Murram excavators have left the Kisumu-Butere railway line hanging in Manyulia area in Butere constituency and caused the stalling of rehabilitation works.
The National Environmental Management Authority is hunting contractors responsible for the excavation to charge them in court.
The Kenya Defence Forces have been rehabilitating the railway line that was constructed in 1931 by the colonial government.
“We are looking for those who have been scooping murram from the location and they will face the law. They have left huge craters that run up to the shoulders of the railway line,” Kakamega county Nema coordinator Simon Tanui said.
“We were not aware that such activities were going on. We have been told that virtually all roads that have been constructed since devolution were done by murram from the site.”
Tanui said that the gaping quarries also posed a serious risk to humans, livestock and the environment.
The railway line was built to transport farm produce from the Western and Nyanza regions and serve Butere which was an administrative centre for missionaries. The railway line went into disuse in the early 1990s.

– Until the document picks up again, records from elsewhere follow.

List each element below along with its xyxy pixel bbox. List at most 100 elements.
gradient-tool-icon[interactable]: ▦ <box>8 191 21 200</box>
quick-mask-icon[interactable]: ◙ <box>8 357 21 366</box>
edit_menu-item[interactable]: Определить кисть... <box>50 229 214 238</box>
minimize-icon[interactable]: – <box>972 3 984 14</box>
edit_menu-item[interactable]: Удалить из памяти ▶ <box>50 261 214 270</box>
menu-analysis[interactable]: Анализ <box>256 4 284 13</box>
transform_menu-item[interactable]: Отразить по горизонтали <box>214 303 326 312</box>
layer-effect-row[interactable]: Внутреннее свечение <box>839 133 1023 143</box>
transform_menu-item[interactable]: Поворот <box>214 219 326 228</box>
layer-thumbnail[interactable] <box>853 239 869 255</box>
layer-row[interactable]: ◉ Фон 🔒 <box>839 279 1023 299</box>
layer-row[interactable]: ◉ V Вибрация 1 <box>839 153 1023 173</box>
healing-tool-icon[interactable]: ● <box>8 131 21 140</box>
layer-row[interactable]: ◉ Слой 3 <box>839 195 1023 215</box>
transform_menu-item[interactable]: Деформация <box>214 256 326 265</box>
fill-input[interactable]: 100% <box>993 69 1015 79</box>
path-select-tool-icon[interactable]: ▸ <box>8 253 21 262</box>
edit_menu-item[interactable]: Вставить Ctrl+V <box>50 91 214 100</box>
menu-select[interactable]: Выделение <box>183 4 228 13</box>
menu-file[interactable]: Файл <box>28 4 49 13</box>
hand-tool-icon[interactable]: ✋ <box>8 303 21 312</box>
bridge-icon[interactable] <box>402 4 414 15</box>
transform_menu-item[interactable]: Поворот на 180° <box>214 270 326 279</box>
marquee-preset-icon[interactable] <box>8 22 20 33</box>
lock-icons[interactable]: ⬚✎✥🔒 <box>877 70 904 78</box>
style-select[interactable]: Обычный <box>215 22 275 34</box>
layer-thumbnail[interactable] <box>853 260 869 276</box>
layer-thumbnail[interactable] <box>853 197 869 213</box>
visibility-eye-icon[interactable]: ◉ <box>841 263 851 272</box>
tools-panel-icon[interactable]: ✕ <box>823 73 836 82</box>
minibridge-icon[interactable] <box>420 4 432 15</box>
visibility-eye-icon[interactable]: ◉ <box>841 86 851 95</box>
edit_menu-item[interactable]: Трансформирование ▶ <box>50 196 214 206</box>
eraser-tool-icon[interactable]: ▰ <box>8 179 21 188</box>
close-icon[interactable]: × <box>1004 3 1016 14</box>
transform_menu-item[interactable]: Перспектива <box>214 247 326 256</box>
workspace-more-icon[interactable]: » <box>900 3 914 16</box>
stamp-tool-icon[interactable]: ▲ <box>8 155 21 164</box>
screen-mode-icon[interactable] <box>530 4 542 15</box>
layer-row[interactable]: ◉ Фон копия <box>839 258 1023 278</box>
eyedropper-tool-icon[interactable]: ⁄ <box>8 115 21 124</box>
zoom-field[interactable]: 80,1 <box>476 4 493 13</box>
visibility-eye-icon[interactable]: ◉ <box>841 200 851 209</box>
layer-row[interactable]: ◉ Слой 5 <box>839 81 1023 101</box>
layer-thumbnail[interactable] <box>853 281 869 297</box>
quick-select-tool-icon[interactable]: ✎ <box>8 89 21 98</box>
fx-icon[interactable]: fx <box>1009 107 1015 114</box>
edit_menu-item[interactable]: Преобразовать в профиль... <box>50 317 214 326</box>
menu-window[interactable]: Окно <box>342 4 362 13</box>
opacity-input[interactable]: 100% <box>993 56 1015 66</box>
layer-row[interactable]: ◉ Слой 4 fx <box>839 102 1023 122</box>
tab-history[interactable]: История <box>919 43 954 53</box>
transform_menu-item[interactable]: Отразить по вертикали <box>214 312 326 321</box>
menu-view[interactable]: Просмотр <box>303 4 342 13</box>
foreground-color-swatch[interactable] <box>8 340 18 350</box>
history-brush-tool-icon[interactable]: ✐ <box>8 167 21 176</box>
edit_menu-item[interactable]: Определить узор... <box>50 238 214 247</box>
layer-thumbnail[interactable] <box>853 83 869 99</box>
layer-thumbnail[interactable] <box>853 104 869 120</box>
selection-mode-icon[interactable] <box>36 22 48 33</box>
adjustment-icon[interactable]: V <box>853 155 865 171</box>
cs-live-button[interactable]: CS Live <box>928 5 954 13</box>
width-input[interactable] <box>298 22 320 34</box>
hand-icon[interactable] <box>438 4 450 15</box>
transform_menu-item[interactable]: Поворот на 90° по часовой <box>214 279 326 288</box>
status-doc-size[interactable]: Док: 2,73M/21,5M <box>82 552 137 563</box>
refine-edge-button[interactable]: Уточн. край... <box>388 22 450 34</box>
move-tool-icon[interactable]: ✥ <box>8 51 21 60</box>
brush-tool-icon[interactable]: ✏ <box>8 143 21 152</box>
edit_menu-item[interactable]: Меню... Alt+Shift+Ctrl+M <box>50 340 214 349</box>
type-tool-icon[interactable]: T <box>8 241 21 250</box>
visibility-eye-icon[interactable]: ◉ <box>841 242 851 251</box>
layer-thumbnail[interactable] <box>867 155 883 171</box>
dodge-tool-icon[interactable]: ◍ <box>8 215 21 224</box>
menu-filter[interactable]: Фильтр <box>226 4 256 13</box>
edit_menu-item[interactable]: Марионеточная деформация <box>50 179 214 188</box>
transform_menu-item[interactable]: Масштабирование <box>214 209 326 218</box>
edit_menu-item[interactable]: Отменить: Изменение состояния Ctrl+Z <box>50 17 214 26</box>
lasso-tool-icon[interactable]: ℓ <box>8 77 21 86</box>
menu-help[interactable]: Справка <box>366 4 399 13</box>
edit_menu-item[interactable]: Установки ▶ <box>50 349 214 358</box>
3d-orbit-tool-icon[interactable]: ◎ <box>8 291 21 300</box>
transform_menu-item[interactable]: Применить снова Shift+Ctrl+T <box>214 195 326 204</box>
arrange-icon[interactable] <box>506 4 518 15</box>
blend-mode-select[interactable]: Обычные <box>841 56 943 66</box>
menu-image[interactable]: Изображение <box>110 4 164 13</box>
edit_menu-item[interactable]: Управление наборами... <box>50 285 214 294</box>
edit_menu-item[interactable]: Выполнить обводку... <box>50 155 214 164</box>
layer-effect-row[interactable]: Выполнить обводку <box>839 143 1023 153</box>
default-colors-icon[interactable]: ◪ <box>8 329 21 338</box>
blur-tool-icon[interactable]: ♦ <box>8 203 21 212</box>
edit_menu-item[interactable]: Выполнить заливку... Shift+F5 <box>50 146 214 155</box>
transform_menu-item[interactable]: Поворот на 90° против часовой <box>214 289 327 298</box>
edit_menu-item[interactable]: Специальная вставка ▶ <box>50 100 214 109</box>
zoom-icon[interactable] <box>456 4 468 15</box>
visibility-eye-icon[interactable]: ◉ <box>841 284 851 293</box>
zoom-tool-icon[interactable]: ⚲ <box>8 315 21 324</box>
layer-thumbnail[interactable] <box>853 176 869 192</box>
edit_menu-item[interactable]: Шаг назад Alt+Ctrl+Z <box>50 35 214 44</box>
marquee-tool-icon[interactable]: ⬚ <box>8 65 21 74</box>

Tanui said that the miners had encroached on railway line reserve during their excavation activities over years.
He said that a man who sold the piece of land to the contractor will also be arrested for encroaching on the railway reserve.
Tanui said that the KDF personnel reported the matter to the State House delivery unit after realising the railway could not be rebuilt through the quarries in their current state.
The line is an extension of the meter-gauge railway that has been revamped from Nakuru to the Kisumu city port.
From Kisumu, the railway line goes through Kisian, Lela, Maseno, Luanda, Yala and Namasoli trading centres.
The railway line will run from Nakuru to Eldoret, both in the Rift Valley which will also be supplemented by a line running from Bungoma to Malaba in Busia county.
The local leadership led by Kakamega Governor Wycliffe Oparanya has been pushing for the revival of the railway line to ease the movement of farm produce from the region to other parts of the country.
Residents say that the collapse of rail transport slowed down the growth of Butere town and centres along the line.